Questão de antena
Anos 1980, uma sexta-feira. Eu estava quase baixando o Informe Especial, a página 3 da Zero Hora, quando o diretor de redação assomou à porta da sua sala e fez aquele sinal com dedo indicador virado para baixo, me chamando. O Lauro adorava me deixar preso na redação até noite alta.
– Não sai sem falar comigo!
Era uma ordem. E repetida com frequência. Em menos de meia hora, finalizei o texto e mandei para a diagramação. O Jorginho fez o seu serviço bem rápido, de maneira que eu podia ir embora.
– Não sai sem falar comigo! – reordenou o Lauro.
Para usar uma frase dos romances, tamborilei os dedos na mesa. Ê saco! Passou uma hora, e o cara me prendendo. Justo quando eu ia para o famoso dá ou desce, ele me chamou.
– Seguinte. Bota uma nota advertindo que amanhã, à meia noite, começa o horário de verão. Sempre tem os desligados que não se flagram no óbvio.
– Mas Lauro, já tá baixada a página, vou ter que reabri-la!
– Faça isso.
Butz a bariu, como dizem os palestinos das lojas do Centro.

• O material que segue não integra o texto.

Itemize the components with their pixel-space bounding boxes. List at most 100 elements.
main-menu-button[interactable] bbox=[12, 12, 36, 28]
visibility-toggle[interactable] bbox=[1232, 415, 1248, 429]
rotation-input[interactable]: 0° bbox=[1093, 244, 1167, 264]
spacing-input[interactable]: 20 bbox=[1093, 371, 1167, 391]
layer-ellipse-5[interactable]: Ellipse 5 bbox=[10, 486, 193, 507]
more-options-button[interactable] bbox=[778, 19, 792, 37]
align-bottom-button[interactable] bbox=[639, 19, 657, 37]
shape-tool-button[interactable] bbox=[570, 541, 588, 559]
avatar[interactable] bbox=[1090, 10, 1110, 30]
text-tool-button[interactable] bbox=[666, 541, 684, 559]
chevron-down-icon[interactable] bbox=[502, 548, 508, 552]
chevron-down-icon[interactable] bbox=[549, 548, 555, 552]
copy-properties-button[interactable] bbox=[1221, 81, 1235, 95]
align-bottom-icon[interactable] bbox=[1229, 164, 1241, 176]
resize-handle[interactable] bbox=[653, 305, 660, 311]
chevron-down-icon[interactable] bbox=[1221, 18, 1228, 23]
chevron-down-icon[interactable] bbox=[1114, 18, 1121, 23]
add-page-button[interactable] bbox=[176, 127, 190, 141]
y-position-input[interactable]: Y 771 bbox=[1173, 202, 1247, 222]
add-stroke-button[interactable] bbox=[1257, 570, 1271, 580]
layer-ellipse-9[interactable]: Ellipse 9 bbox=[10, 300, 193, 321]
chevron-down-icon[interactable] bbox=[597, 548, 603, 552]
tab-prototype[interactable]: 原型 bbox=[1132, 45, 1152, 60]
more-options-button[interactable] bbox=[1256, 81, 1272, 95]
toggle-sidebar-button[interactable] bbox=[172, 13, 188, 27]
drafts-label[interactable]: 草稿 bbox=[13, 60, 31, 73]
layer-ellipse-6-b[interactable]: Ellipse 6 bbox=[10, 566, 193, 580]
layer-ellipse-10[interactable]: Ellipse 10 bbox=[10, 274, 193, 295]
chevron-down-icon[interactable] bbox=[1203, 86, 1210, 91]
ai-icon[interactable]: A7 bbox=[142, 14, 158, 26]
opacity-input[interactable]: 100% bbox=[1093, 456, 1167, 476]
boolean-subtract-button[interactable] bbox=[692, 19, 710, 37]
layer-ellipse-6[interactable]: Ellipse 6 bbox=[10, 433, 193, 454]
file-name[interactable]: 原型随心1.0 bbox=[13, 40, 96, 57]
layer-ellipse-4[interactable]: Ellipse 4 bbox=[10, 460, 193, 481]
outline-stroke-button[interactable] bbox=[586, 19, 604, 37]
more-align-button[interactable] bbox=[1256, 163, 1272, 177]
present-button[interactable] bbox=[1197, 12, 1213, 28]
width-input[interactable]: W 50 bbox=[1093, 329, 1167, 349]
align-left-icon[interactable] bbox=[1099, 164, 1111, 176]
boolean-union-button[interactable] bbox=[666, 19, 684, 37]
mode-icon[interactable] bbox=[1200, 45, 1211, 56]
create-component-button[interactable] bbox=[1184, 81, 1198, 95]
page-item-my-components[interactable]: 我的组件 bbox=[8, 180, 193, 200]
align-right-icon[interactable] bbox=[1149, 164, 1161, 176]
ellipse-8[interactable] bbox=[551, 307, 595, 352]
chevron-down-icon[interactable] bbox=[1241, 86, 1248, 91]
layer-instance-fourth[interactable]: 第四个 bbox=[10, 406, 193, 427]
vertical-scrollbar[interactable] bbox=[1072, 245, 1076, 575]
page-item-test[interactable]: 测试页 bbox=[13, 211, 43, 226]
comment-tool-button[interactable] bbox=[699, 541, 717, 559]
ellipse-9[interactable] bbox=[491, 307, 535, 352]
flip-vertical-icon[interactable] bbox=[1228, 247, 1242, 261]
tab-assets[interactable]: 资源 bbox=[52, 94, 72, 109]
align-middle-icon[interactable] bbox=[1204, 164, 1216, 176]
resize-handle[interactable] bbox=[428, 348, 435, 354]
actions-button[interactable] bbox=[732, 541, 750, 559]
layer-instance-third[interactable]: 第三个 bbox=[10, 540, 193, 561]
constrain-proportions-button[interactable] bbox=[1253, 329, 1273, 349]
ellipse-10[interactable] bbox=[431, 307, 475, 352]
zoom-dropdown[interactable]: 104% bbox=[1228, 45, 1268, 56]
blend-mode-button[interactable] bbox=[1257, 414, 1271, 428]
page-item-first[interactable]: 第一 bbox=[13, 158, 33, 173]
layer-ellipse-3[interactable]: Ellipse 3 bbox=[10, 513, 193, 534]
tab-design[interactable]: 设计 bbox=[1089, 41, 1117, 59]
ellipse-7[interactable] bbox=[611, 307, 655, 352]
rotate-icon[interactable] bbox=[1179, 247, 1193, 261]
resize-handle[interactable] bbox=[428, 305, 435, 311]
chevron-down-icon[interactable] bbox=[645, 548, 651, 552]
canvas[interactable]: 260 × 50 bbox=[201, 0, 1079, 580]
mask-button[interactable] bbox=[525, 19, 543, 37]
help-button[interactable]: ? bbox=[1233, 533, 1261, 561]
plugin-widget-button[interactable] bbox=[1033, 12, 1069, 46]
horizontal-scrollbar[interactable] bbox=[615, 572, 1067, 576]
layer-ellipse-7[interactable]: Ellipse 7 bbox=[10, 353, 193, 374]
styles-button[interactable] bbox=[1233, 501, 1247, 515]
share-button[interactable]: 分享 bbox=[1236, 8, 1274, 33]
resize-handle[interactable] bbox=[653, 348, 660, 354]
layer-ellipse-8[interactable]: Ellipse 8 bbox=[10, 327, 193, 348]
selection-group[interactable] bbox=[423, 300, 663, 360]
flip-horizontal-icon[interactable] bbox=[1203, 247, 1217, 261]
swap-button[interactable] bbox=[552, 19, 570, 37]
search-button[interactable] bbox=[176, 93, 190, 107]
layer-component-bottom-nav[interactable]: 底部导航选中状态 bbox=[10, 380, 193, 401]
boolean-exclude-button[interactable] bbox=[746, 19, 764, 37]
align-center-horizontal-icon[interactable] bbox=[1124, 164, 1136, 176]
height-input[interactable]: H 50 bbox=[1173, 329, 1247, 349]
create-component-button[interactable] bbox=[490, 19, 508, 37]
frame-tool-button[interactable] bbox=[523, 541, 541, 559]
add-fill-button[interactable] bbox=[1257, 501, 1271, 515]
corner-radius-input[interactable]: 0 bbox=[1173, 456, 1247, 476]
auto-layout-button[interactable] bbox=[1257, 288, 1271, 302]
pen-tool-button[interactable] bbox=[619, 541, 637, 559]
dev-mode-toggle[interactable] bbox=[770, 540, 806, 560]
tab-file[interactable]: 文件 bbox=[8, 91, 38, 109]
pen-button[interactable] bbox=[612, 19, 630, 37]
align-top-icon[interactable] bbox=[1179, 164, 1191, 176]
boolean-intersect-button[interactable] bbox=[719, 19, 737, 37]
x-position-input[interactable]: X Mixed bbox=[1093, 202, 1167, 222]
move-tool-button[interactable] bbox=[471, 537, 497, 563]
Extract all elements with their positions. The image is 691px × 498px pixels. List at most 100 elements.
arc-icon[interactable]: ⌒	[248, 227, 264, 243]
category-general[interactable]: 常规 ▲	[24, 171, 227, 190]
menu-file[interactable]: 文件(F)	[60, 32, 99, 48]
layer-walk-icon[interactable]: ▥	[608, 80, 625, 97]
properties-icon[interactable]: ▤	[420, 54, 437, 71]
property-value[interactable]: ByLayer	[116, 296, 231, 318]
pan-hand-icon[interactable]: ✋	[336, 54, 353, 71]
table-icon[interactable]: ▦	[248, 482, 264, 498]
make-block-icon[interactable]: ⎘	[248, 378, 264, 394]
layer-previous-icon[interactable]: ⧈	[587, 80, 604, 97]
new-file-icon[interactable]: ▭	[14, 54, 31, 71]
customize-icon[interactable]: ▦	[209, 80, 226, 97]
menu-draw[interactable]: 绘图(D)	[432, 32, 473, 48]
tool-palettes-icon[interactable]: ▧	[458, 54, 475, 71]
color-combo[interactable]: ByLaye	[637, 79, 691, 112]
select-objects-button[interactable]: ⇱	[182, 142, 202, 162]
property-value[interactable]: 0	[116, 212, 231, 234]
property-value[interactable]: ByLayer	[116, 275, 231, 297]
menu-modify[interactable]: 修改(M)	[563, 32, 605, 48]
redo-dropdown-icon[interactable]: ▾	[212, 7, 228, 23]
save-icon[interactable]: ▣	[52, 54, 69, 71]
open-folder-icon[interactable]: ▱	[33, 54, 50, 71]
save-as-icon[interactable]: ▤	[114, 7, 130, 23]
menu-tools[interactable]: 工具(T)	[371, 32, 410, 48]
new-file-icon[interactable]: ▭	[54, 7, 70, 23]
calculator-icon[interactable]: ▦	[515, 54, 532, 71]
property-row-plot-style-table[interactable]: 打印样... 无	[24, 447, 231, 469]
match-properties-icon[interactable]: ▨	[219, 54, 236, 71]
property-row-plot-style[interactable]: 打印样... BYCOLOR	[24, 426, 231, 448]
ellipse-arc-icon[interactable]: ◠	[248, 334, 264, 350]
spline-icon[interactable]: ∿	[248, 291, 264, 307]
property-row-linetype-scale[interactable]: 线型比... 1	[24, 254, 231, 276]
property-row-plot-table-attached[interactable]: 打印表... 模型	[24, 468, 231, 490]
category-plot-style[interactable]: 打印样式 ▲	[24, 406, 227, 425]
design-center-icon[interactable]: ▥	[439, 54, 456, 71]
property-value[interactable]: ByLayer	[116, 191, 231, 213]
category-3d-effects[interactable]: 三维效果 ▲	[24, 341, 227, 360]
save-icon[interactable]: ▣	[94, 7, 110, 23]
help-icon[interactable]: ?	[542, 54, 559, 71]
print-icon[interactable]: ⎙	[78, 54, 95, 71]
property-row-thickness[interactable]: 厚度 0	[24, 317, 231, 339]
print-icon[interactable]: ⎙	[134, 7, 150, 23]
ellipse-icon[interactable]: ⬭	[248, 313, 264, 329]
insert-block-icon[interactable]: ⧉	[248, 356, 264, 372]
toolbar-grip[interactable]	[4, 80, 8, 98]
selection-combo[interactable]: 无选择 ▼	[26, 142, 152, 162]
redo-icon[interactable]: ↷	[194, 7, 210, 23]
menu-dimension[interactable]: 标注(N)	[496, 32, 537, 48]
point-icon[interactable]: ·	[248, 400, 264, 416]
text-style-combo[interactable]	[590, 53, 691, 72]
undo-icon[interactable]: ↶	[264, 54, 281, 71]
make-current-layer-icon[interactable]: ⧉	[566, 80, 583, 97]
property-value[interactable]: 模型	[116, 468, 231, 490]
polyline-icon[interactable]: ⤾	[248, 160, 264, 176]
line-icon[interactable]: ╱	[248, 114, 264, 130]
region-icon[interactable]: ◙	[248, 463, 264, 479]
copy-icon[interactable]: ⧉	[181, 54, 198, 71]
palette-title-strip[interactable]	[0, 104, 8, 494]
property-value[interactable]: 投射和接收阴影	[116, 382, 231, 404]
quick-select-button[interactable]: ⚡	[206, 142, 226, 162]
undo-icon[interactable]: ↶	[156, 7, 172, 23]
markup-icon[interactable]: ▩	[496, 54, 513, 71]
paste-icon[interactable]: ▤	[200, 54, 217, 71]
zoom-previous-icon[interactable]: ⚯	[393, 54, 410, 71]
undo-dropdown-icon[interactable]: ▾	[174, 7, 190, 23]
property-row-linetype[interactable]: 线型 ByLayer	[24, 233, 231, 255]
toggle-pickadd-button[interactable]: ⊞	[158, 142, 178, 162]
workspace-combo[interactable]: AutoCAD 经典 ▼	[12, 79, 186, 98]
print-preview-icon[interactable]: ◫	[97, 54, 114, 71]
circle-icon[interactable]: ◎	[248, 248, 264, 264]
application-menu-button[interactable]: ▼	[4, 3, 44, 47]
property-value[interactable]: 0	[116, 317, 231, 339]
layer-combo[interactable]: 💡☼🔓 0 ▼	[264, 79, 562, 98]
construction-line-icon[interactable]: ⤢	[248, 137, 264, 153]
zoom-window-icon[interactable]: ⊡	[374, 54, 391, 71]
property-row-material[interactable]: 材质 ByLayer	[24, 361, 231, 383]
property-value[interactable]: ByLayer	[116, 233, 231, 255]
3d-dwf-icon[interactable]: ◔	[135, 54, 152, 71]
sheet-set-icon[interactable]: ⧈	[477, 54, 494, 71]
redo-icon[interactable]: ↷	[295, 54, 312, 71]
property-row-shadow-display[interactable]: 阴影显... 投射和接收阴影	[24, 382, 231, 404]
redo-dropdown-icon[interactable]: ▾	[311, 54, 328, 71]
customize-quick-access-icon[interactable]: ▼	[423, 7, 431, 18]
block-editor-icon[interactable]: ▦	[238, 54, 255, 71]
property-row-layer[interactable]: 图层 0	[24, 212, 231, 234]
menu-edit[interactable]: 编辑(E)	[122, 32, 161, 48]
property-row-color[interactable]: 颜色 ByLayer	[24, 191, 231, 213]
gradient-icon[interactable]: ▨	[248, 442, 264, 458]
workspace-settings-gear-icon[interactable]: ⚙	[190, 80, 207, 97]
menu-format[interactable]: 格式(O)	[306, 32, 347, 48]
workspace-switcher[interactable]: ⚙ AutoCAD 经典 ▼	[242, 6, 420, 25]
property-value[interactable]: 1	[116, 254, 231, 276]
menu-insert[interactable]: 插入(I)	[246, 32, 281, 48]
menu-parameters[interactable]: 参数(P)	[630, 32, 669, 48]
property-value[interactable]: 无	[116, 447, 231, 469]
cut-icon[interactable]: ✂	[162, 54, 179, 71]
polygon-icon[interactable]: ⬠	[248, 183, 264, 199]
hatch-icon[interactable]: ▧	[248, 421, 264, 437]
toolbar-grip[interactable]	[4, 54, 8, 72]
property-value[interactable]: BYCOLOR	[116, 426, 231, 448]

Troquei a nota rápido, mas para diagramar de novo levou um tempão. No domingo, fechei a página e ao sair do prédio vi que o enorme relógio do prédio ainda estava com o horário antigo. Voltei para a minha vingança.
– Lauro, olha só. O nosso relógio não foi mudado para o horário de verão. E arrematei:
– Sempre existem os desligados que não são antenados, não é mesmo?
Sai correndo para ele não dizer “não sai sem falar comigo” de novo.